Je naissais nue avec pour tout bagage

une couche épaisse de litière enrichie en humus

collectée durant des siècles de poussière.

Cet héritage olfactif

je le recevais de je ne sais où mais qu’importe,

il était là à présent jusqu’à cet aujourd’hui.

Mes mains connaissaient déjà le rugueux

des pousses vert émeraude des fougères enroulées,

elles savaient que bientôt sous ces feuilles épanouies

de minuscules graines brunes, rondes et volubiles

dissémineraient leurs subtils messages,

semant leurs fécondes promesses dans l’humus accueillant.

Le tapis de la forêt, présent et inconscient

déroulerait alors son tableau aux si jolis propos.

Mon ouïe encore intacte avait emmagasiné

dans le passé minéral,

le chuchotis de l’eau qui coule tel un cristal sur les roches

dénudées,

qui parfois chute sur la mousse abondante et curieuse,

ou bien encore rigole en tombant de très haut.

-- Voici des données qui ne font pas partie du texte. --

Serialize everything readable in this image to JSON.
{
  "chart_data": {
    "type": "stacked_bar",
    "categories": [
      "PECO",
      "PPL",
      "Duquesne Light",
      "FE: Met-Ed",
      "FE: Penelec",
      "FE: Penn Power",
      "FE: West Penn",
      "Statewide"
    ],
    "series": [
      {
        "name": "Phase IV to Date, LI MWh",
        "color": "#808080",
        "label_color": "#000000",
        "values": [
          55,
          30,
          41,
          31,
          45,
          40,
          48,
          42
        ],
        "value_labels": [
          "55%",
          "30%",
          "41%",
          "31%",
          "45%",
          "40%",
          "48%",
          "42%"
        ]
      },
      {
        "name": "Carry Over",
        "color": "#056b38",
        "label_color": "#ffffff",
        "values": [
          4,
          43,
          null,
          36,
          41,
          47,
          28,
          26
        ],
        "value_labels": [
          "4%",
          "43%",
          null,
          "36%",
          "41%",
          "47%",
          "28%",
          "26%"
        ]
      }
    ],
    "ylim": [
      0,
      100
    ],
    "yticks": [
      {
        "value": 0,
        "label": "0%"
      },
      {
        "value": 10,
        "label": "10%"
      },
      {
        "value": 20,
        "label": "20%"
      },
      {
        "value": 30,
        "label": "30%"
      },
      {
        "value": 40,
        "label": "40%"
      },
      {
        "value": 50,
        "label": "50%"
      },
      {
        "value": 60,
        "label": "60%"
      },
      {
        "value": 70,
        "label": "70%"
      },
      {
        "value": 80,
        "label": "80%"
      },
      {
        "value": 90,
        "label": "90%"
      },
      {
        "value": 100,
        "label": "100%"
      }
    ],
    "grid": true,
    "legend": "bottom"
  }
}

Mes pieds nus avaient en mémoire la douceur de la pierre,

bien souvent mère nourricière,

son glissant si futile et sa rugosité subtile,

je savais que toujours dans la vie il faut assurer son pas.

Sous les châtaigniers au feuillage vert de bouteille

je savais où trouver l’énergie nécessaire,

bien enfouie dans leurs bogues-hérissons,

les fruits de leur farine tendaient leurs sourires épanouis.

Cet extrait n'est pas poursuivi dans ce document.